Conheça os (prováveis) futuros caças da Argentina
Aquela negociação não seguiu em frente. Desconhecemos o motivo, mas pelo que nós vimos em relação aos F-5 adquiridos pela FAB do mesmo usuário, os Mirage F1 também não deveriam estar em boas condições. A diferença é que o Brasil comprou os F-5 com o propósito de modernizá-los extensivamente. Já a Argentina, aparentemente, necessita de um caça que esteja pronto (ou pelo menos próximo disto) para operar. E neste quesito a opção espanhola parece muito interessante a atrativa.
O F1 na Espanha
O Mirage F1 foi um avião muito importante para a Força Aérea Espanhola. Ele representou uma guinada na aviação de caça do país que anteriormente se apoiava em três dezenas de obsoletos caças F-4C Phantom II usados e outro número de Mirage III.
Com o F1 a Espanha finalmente obteve um interceptador moderno (para a década de 1970) e em quantidade expressiva (veja o texto abaixo). Até recentemente o avião executava missões importantes, como o policiamento aéreo dos Países Bálticos, num revezamento mantido pelas forças aéreas dos países da OTAN (Organização do Tratado do Atlântico Norte).
O destacado papel dos F1 espanhóis só foi superado em 1985, com as primeiras entregas dos EF-18A Hornet. Mas mesmo assim ele continuou a ser uma aeronave respeitável dentro da Força Aérea. Atualmente a Espanha está recebendo o lote mais novo do caça Eurofighter Typhoon e estes são os verdadeiros substitutos dos F1 espanhóis. A despedida do F1 ocorreu no último dia 23 de junho. Quase uma centena de exemplares de Mirage F-1 serviu nas Alas 11 de Manises (Valência), 14 de Albacete e 46 de Gando (Gran Canária).
Histórico
A Espanha encomendou inicialmente dois lotes de caças Mirage F1CE (localmente conhecido como C.14).

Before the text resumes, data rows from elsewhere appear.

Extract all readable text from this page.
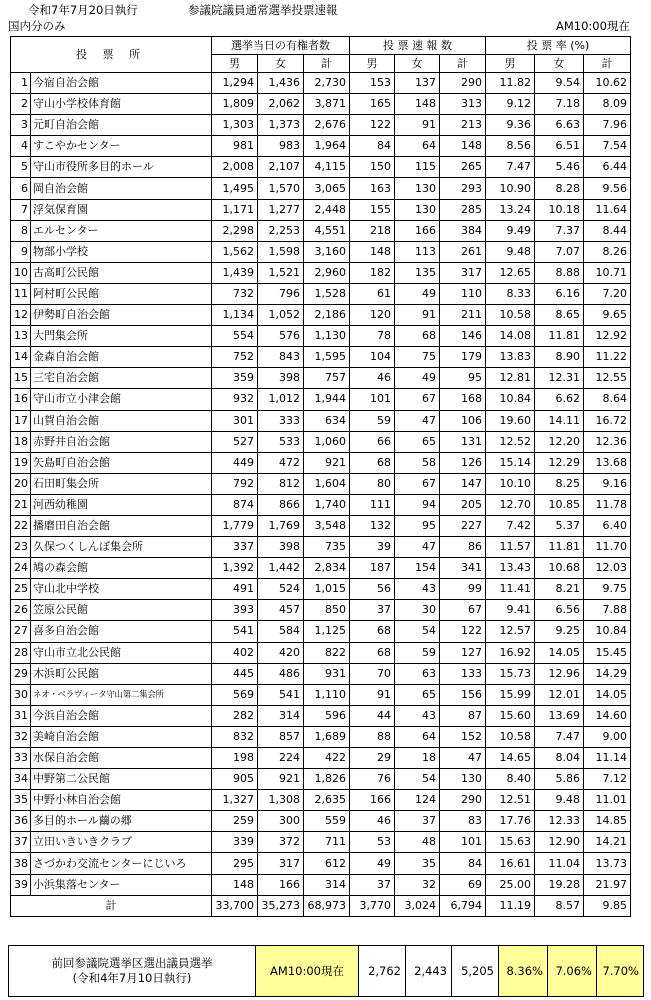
令和7年7月20日執行	参議院議員通常選挙投票速報
国内分のみ	AM10:00現在
投 票 所		選挙当日の有権者数			投 票 速 報 数			投 票 率 (%)		
		男	女	計	男	女	計	男	女	計
1	今宿自治会館	1,294	1,436	2,730	153	137	290	11.82	9.54	10.62
2	守山小学校体育館	1,809	2,062	3,871	165	148	313	9.12	7.18	8.09
3	元町自治会館	1,303	1,373	2,676	122	91	213	9.36	6.63	7.96
4	すこやかセンター	981	983	1,964	84	64	148	8.56	6.51	7.54
5	守山市役所多目的ホール	2,008	2,107	4,115	150	115	265	7.47	5.46	6.44
6	岡自治会館	1,495	1,570	3,065	163	130	293	10.90	8.28	9.56
7	浮気保育園	1,171	1,277	2,448	155	130	285	13.24	10.18	11.64
8	エルセンター	2,298	2,253	4,551	218	166	384	9.49	7.37	8.44
9	物部小学校	1,562	1,598	3,160	148	113	261	9.48	7.07	8.26
10	古高町公民館	1,439	1,521	2,960	182	135	317	12.65	8.88	10.71
11	阿村町公民館	732	796	1,528	61	49	110	8.33	6.16	7.20
12	伊勢町自治会館	1,134	1,052	2,186	120	91	211	10.58	8.65	9.65
13	大門集会所	554	576	1,130	78	68	146	14.08	11.81	12.92
14	金森自治会館	752	843	1,595	104	75	179	13.83	8.90	11.22
15	三宅自治会館	359	398	757	46	49	95	12.81	12.31	12.55
16	守山市立小津会館	932	1,012	1,944	101	67	168	10.84	6.62	8.64
17	山賀自治会館	301	333	634	59	47	106	19.60	14.11	16.72
18	赤野井自治会館	527	533	1,060	66	65	131	12.52	12.20	12.36
19	矢島町自治会館	449	472	921	68	58	126	15.14	12.29	13.68
20	石田町集会所	792	812	1,604	80	67	147	10.10	8.25	9.16
21	河西幼稚園	874	866	1,740	111	94	205	12.70	10.85	11.78
22	播磨田自治会館	1,779	1,769	3,548	132	95	227	7.42	5.37	6.40
23	久保つくしんぼ集会所	337	398	735	39	47	86	11.57	11.81	11.70
24	鳩の森会館	1,392	1,442	2,834	187	154	341	13.43	10.68	12.03
25	守山北中学校	491	524	1,015	56	43	99	11.41	8.21	9.75
26	笠原公民館	393	457	850	37	30	67	9.41	6.56	7.88
27	喜多自治会館	541	584	1,125	68	54	122	12.57	9.25	10.84
28	守山市立北公民館	402	420	822	68	59	127	16.92	14.05	15.45
29	木浜町公民館	445	486	931	70	63	133	15.73	12.96	14.29
30	ネオ・ベラヴィータ守山第二集会所	569	541	1,110	91	65	156	15.99	12.01	14.05
31	今浜自治会館	282	314	596	44	43	87	15.60	13.69	14.60
32	美崎自治会館	832	857	1,689	88	64	152	10.58	7.47	9.00
33	水保自治会館	198	224	422	29	18	47	14.65	8.04	11.14
34	中野第二公民館	905	921	1,826	76	54	130	8.40	5.86	7.12
35	中野小林自治会館	1,327	1,308	2,635	166	124	290	12.51	9.48	11.01
36	多目的ホール繭の郷	259	300	559	46	37	83	17.76	12.33	14.85
37	立田いきいきクラブ	339	372	711	53	48	101	15.63	12.90	14.21
38	さづかわ交流センターにじいろ	295	317	612	49	35	84	16.61	11.04	13.73
39	小浜集落センター	148	166	314	37	32	69	25.00	19.28	21.97
計		33,700	35,273	68,973	3,770	3,024	6,794	11.19	8.57	9.85
前回参議院選挙区選出議員選挙
(令和4年7月10日執行)	AM10:00現在	2,762	2,443	5,205	8.36%	7.06%	7.70%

O primeiro deles compreendia 15 exemplares e as entregas começaram junho de 1975. Outros 10 aviões do mesmo modelo, solicitados em 1977, foram entregues entre 1978 e 1979. Com estes 25 aviões foram montados dois esquadrões na Base Aérea de Los Llanos (Albacete): o 141 e o 142 – ambos pertencentes à Ala 14 – dedicados à função de interceptação.

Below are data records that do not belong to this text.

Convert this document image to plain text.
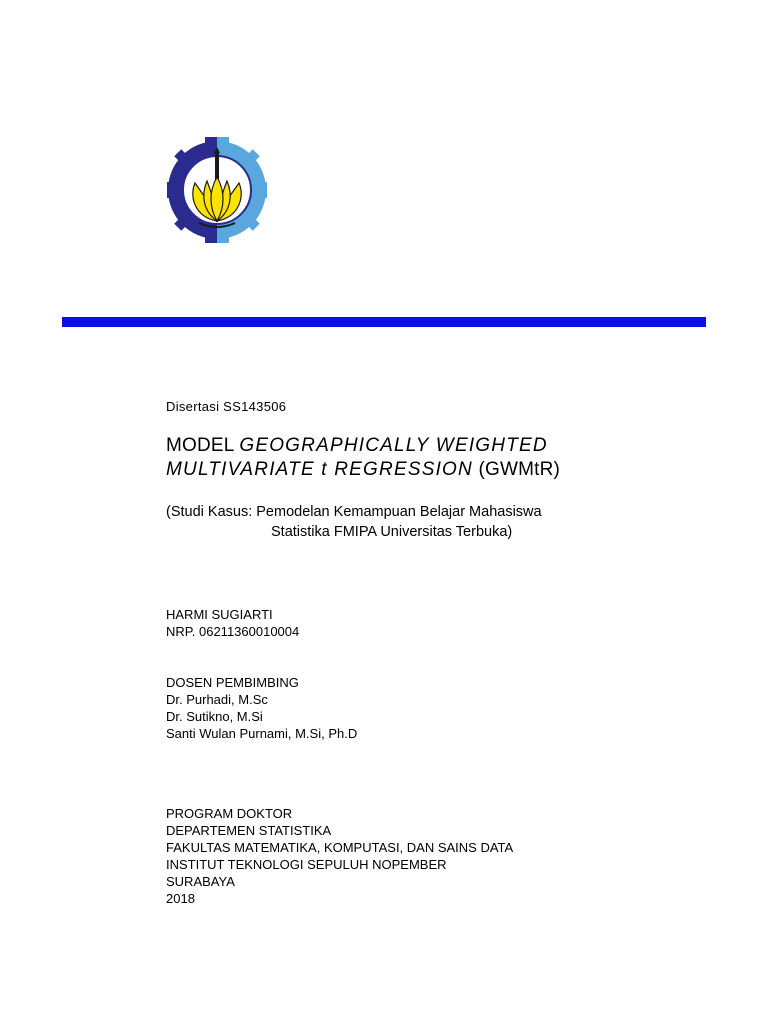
Disertasi SS143506
MODEL GEOGRAPHICALLY WEIGHTED
MULTIVARIATE t REGRESSION (GWMtR)
(Studi Kasus: Pemodelan Kemampuan Belajar Mahasiswa
Statistika FMIPA Universitas Terbuka)
HARMI SUGIARTI
NRP. 06211360010004
DOSEN PEMBIMBING
Dr. Purhadi, M.Sc
Dr. Sutikno, M.Si
Santi Wulan Purnami, M.Si, Ph.D
PROGRAM DOKTOR
DEPARTEMEN STATISTIKA
FAKULTAS MATEMATIKA, KOMPUTASI, DAN SAINS DATA
INSTITUT TEKNOLOGI SEPULUH NOPEMBER
SURABAYA
2018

Um terceiro pedido foi feito em 1978. Este era composto por 48 caças, sendo 20 semelhantes aos anteriores (ou seja, do modelo F1CE), 22 da versão F1EE e oito bipostos F1BE. Os F1EE, embora fossem aeronaves multimissão com ênfase em operações ar-superfície, na prática formaram um esquadrão (o 462 da Ala 46) que tinha função de defesa aérea das Ilhas Canárias. E mesmo os F1C de Albacete realizavam com frequência exercícios ar-superfície. Havia também o esquadrão 111, da ALA 11, que operou os F1 até 1992, quando foram absorvidos pela Ala 14.
O modelo CE/BE receberam camuflagem de três cores (areia, verde e marrom) na parte superior e cinza claro na inferior. Já no modelo EE a parte superior era toda pintada de cinza médio.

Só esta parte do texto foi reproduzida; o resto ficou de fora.